You may be automatically enrolled in this state-run retirement savings plan if your N.J. boss doesn’t offer a 401(k)

Gov. Phil Murphy on Thursday will sign a bill into law creating an entirely new retirement savings plan for private-sector workers in New Jersey who aren’t able to save through an employer-sponsored 401(k).

The Secure Choice Retirement Plan aims at boosting New Jerseyans’ retirement nest eggs by automatically enrolling workers in an IRA that is managed by the state. The state has at least two years to get the program up and running.

The goal of the savings plan is to promote “greater retirement savings for private-sector employees in a convenient-low cost, and portable manner,” according to the bill (A4134), which is modeled after the Illinois Secure Choice Program.

It targets some 1.7 million workers in the Garden State whose employers don’t provide access to a retirement plan.

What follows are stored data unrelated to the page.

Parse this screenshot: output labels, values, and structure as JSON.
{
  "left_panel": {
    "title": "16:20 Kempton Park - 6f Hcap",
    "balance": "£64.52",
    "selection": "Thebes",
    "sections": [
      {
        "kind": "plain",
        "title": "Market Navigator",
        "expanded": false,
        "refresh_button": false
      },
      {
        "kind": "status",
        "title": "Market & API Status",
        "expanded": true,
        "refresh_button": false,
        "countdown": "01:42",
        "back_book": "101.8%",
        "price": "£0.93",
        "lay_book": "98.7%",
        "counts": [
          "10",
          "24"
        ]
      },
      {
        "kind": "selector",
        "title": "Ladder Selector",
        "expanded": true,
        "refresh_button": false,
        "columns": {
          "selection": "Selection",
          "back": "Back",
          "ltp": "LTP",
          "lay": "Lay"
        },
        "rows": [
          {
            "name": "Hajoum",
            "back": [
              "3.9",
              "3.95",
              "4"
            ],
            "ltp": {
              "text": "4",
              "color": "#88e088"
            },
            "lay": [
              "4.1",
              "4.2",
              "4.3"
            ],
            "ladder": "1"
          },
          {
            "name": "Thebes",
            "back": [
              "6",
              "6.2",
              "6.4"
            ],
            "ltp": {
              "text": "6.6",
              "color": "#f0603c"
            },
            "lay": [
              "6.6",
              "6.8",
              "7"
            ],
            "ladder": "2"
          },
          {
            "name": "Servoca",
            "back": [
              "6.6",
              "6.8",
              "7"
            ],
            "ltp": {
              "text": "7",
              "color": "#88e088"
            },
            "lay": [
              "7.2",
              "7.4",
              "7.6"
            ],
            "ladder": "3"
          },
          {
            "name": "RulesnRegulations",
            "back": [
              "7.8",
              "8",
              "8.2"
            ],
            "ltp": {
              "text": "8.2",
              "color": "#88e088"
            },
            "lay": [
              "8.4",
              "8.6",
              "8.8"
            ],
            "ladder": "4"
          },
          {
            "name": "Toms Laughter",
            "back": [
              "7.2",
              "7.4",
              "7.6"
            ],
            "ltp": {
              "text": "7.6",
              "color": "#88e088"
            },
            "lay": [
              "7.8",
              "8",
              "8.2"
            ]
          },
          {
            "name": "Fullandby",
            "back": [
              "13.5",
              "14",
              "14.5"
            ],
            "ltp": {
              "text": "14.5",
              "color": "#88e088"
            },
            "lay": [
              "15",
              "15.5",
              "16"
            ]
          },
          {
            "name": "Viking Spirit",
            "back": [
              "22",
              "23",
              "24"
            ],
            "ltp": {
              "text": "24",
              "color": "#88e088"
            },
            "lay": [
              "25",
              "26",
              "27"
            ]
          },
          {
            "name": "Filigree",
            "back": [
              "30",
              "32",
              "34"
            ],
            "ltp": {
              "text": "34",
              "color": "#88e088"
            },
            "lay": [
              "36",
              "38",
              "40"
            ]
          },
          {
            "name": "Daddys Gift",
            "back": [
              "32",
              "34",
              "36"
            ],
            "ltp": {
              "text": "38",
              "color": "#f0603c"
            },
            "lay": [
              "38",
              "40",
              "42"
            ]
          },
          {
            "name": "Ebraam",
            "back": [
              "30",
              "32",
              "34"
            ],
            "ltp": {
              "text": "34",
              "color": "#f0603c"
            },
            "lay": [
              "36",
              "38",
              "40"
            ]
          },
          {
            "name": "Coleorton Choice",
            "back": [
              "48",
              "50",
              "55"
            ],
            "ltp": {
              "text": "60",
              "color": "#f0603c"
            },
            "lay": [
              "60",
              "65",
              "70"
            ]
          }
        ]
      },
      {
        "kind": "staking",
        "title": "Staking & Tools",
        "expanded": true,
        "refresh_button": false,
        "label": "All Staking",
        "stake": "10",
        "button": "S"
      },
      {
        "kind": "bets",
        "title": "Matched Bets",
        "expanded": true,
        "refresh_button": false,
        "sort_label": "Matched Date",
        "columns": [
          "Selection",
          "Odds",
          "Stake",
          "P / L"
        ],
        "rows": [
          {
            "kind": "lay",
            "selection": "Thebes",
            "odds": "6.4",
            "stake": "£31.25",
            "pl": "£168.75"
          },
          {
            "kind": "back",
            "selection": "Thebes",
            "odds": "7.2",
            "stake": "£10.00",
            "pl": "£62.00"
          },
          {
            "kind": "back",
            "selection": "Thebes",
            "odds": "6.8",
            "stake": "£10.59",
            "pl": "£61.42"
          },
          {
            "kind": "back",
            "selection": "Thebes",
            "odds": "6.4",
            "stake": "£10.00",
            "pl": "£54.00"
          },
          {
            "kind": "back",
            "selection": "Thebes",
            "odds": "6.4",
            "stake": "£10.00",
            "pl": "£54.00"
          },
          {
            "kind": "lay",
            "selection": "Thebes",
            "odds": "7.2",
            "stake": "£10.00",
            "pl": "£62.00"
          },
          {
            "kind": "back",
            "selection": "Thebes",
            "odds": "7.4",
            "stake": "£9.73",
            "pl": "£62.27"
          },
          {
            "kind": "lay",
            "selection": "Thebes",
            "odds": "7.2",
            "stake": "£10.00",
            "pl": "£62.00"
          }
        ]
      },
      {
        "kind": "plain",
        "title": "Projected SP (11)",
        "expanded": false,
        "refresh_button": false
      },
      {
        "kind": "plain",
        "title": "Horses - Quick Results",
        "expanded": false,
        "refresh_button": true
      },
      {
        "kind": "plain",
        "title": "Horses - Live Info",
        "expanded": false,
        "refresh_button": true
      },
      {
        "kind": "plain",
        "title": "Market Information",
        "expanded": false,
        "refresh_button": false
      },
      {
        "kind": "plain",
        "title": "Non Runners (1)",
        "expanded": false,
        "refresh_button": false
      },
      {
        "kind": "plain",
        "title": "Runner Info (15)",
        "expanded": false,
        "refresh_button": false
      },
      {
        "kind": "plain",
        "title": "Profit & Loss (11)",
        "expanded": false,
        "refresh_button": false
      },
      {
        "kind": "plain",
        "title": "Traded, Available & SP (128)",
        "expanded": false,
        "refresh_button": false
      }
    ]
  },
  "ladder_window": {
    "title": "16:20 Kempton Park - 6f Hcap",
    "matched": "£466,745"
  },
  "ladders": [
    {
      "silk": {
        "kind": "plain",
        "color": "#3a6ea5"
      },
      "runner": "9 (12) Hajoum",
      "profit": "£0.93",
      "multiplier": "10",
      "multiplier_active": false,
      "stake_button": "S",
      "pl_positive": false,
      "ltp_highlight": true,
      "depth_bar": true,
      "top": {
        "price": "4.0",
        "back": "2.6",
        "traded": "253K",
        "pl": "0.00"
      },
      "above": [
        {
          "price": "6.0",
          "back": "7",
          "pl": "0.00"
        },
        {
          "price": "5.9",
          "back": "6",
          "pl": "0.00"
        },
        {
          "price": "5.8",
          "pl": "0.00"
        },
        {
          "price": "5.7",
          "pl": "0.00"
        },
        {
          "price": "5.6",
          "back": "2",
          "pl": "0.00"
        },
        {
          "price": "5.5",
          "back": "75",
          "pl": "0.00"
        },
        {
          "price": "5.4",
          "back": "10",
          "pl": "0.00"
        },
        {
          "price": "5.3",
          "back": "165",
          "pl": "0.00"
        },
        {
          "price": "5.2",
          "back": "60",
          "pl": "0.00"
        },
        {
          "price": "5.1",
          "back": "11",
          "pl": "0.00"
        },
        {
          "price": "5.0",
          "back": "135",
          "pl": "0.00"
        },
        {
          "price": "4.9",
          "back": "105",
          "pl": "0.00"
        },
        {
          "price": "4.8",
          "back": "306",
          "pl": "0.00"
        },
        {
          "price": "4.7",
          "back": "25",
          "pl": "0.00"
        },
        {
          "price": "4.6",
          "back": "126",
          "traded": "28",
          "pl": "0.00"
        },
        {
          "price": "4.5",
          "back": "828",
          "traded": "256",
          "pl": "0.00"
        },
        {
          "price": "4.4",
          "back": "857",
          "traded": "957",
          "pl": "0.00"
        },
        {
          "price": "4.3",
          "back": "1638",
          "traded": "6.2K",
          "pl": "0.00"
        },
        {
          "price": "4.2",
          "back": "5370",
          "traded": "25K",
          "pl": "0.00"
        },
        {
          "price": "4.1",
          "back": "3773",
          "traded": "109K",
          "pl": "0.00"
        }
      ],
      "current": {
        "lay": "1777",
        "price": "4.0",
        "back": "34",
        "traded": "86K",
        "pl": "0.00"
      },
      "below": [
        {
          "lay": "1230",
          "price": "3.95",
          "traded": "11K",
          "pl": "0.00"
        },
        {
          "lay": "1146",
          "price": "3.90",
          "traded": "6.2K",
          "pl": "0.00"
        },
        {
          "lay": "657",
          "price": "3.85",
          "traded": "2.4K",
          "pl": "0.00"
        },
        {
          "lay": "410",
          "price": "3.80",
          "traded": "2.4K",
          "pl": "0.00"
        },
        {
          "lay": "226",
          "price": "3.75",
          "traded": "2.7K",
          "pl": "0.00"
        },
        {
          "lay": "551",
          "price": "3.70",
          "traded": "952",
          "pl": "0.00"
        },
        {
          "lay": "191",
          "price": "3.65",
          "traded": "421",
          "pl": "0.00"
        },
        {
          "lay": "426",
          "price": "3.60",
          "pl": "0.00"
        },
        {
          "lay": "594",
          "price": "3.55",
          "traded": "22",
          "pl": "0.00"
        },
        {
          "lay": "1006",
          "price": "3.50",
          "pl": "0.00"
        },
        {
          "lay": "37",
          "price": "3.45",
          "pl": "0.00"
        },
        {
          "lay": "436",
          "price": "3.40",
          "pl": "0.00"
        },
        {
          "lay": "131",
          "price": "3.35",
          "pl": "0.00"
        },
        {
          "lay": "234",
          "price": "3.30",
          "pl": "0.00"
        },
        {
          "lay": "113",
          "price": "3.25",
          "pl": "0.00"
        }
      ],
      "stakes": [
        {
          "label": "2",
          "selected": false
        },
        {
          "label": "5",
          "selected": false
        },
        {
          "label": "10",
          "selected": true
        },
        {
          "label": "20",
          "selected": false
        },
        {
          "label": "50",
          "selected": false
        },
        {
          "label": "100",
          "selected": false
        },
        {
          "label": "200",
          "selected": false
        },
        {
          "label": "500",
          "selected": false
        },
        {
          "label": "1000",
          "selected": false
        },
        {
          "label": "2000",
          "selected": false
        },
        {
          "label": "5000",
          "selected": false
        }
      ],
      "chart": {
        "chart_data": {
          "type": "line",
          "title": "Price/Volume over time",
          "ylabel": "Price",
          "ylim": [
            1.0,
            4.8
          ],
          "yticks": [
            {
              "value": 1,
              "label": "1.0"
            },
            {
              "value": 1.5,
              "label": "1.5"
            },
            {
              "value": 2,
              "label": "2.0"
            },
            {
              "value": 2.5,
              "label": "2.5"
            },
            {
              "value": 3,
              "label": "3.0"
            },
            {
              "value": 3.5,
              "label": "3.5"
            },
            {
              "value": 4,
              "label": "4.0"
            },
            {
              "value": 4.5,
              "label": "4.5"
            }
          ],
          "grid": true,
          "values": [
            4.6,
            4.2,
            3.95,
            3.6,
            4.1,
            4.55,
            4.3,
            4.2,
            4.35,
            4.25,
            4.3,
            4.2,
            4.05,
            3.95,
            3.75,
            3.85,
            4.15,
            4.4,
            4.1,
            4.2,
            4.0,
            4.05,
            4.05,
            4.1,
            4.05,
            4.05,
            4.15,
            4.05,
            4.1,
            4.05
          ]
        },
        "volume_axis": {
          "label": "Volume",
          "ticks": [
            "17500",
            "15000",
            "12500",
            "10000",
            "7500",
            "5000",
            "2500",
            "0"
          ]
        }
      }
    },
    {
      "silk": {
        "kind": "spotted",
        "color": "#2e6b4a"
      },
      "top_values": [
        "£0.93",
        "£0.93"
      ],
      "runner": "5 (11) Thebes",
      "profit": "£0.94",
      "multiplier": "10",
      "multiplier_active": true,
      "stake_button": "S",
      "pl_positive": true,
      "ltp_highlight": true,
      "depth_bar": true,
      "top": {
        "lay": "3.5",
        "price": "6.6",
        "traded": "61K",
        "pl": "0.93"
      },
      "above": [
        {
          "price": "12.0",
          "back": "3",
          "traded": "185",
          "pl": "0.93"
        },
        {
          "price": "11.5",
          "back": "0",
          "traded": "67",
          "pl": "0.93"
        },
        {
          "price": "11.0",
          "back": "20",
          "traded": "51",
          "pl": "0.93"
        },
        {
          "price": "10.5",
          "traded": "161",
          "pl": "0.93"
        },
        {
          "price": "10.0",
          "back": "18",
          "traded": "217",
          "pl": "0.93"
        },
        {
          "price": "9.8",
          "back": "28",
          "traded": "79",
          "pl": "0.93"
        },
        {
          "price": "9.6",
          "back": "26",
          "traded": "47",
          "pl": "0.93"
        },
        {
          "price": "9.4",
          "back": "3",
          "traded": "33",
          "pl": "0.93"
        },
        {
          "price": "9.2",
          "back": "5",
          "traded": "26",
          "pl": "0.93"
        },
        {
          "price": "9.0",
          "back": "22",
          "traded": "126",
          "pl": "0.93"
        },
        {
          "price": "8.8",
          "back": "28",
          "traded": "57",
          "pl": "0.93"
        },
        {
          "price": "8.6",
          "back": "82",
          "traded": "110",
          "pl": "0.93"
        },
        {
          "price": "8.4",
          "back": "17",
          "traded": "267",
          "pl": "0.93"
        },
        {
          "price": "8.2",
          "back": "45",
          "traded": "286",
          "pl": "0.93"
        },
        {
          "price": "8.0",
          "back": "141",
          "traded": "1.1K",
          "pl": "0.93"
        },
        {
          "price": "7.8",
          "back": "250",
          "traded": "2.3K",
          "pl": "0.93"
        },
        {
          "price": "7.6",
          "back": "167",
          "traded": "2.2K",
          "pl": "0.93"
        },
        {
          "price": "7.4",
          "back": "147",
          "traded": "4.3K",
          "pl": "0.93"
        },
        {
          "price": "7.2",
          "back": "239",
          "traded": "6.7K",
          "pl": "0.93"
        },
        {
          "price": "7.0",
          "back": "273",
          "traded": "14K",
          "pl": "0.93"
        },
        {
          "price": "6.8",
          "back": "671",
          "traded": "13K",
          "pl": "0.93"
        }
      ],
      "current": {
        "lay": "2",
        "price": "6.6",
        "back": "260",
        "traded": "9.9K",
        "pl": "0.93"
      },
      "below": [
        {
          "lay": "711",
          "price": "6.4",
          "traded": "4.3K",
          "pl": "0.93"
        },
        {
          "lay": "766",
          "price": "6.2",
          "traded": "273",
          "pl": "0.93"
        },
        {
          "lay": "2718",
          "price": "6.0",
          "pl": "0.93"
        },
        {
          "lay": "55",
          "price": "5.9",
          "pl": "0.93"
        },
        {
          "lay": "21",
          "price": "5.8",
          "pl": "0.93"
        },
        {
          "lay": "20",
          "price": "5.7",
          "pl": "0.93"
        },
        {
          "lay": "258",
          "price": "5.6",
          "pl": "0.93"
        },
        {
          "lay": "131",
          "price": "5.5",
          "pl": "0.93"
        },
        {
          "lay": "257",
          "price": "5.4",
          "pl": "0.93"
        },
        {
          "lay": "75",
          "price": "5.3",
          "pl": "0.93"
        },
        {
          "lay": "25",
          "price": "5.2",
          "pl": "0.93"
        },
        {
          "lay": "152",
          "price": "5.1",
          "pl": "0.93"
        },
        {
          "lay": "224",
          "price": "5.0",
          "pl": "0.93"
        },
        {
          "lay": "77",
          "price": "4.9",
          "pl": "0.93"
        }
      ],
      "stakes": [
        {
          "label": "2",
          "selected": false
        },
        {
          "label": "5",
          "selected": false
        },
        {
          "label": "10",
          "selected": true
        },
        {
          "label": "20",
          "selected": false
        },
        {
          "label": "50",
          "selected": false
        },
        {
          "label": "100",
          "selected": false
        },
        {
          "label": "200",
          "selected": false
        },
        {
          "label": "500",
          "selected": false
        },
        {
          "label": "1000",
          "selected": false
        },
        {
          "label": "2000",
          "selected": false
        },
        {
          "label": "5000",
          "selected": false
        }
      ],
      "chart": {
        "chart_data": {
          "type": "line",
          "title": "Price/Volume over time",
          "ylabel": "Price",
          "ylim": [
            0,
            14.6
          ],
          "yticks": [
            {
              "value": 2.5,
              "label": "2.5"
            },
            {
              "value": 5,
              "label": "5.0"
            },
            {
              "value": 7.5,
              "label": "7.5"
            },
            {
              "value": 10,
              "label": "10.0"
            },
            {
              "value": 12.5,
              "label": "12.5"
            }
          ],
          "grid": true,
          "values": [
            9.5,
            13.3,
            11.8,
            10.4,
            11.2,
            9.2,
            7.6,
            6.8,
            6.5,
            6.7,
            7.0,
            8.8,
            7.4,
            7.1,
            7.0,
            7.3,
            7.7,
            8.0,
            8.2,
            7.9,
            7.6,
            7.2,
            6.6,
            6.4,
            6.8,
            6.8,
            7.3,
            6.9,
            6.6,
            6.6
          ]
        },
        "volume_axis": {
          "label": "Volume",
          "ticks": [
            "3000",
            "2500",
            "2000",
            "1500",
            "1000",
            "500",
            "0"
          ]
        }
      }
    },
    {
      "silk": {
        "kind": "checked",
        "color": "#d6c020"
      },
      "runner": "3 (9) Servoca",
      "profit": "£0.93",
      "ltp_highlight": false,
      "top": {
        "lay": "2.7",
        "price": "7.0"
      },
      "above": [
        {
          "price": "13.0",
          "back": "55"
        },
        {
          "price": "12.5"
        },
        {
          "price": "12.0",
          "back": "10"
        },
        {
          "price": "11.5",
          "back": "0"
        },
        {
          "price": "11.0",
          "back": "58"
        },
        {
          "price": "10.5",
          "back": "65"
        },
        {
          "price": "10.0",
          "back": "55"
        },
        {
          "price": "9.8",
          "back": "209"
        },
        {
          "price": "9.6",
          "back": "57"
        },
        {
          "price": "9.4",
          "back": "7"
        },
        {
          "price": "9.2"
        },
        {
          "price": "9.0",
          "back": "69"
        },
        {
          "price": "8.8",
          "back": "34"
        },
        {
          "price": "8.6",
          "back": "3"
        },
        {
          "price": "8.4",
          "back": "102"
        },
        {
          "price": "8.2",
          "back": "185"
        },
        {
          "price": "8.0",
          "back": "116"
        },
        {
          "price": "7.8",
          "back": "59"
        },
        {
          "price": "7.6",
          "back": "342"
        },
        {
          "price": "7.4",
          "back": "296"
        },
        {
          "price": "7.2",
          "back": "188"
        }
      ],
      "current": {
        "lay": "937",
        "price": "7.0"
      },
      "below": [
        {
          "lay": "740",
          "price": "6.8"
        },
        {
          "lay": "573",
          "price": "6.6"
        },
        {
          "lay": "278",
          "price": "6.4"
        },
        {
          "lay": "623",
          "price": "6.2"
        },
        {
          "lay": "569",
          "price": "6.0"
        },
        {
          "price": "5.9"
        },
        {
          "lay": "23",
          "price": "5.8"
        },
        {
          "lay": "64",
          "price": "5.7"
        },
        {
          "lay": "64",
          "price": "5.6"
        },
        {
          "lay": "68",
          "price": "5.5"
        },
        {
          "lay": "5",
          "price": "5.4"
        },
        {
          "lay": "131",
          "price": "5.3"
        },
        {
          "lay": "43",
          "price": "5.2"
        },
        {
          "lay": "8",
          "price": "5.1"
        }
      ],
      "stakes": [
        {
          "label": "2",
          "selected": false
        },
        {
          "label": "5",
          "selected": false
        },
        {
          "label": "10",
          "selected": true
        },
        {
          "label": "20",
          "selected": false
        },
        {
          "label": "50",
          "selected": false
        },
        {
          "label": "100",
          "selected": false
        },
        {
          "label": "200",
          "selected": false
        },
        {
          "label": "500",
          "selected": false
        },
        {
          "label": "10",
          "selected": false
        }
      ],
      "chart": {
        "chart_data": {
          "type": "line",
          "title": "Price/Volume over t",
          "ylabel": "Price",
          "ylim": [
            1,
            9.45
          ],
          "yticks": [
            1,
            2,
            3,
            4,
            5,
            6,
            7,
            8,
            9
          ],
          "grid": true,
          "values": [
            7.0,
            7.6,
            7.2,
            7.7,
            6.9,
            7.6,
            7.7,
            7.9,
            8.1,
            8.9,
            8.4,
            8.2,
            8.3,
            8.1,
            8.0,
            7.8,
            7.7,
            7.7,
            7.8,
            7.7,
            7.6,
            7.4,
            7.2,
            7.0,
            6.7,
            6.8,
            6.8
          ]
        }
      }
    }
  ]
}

Bill sponsors have said that of employees who don’t have a payroll deduction, only 5 percent save for retirement “on a consistent basis.”

Here’s what you need to know:

How do you enroll in the Secure Choice Savings Plan? Will they really take money from your paycheck?

The savings program creates an automatic enrollment payroll deduction IRA, which means many workers will automatically contribute 3 percent of their wages to an Individual Retirement Account, or IRA.

That’s many workers, but not all. The bill requires employers with 25 or more employees that don’t already offer a qualified retirement plan, such as a 401(k), to arrange an automatic payroll deduction. Employers will fewer than 25 workers have the option of creating the payroll deduction but are not legally required to.

You can opt out if you don’t want to be in the retirement plan.

How much can you contribute?

Workers will be automatically enrolled at a 3 percent contribution but can adjust that rate to a different percentage of your wages or to a set dollar amount. You can change your contribution rate one time per quarter.

What if you opt out and then change your mind — or join the program and change your mind?

Under the bill, employers will hold an open enrollment period at least once a year, during which workers who previously chose not to participate can opt back in.

You can also pull out of the plan at any time.

The board that oversees the fund will have to disseminate information on how to contribute, how to opt out, how to change your contribution level and how to withdraw your savings.

Who controls the money?

The law will create a New Jersey Secure Choice Savings Board that includes the state treasurer, the state comptroller, the director of the Office of Management and Budget, two public members appointed by the governor at the recommendation of Legislative leaders, a business trade representative appointed by the governor, and a representative of people enrolled in the plan appointed by the governor.

Members appointed by the governor require the consent of the state Senate.

Board members are not compensated.

They are charged with implementing and overseeing the savings program and will establish various investment options and create all the processes for enrollment and withdrawal.

Do you have a say in how your money is invested?

To an extent. The board may offer workers a “capital preservation fund” that’s conservatively invested to protect the assets, a life-cycle fund that adjusts risk based on the enrollee’s proximity to retirement, a default investment fund for people to don’t make an election, and any other investment options.

What are the administrative fees associated with the plan?

By law, administrative costs and expenses for the management of the plan cannot exceed 0.75 percent in the first three years and 0.6 percent thereafter. This cap includes any investment fees.

The state is expected to front the cost of getting the plan up and running, and then the plan will take over those costs and reimburse the state.

The plan will be audited annually and that report, which will include fees and expenses, will be available to the public.

Will my employer kick in money? Will the state?

No. And no.

The employer’s role is really limited and its obligations are administrative only. They’re not meant to bear any financial risk or liability.

It’s worth noting that this plan is completely separate and apart from the New Jersey public pension fund. That is a defined-benefit plan that promises state and local government workers a certain benefit after they retire. The government employers bear the risk of investment losses.

Under the Secure Choice program, you have an individual retirement account and the investment gains or losses are your own.

“The state shall have no liability for the payment of any benefit to any participant in the program,” the bill says.

If the state runs it, can the state raid it?

Here’s how the bill puts it: “The amounts deposited in the fund shall not constitute property of the state and the fund shall not be construed to be a department, institution, or agency of the state. Amounts on deposit in the fund shall not be commingled with state funds and the state shall have no claim to or against, or interest in, such funds.”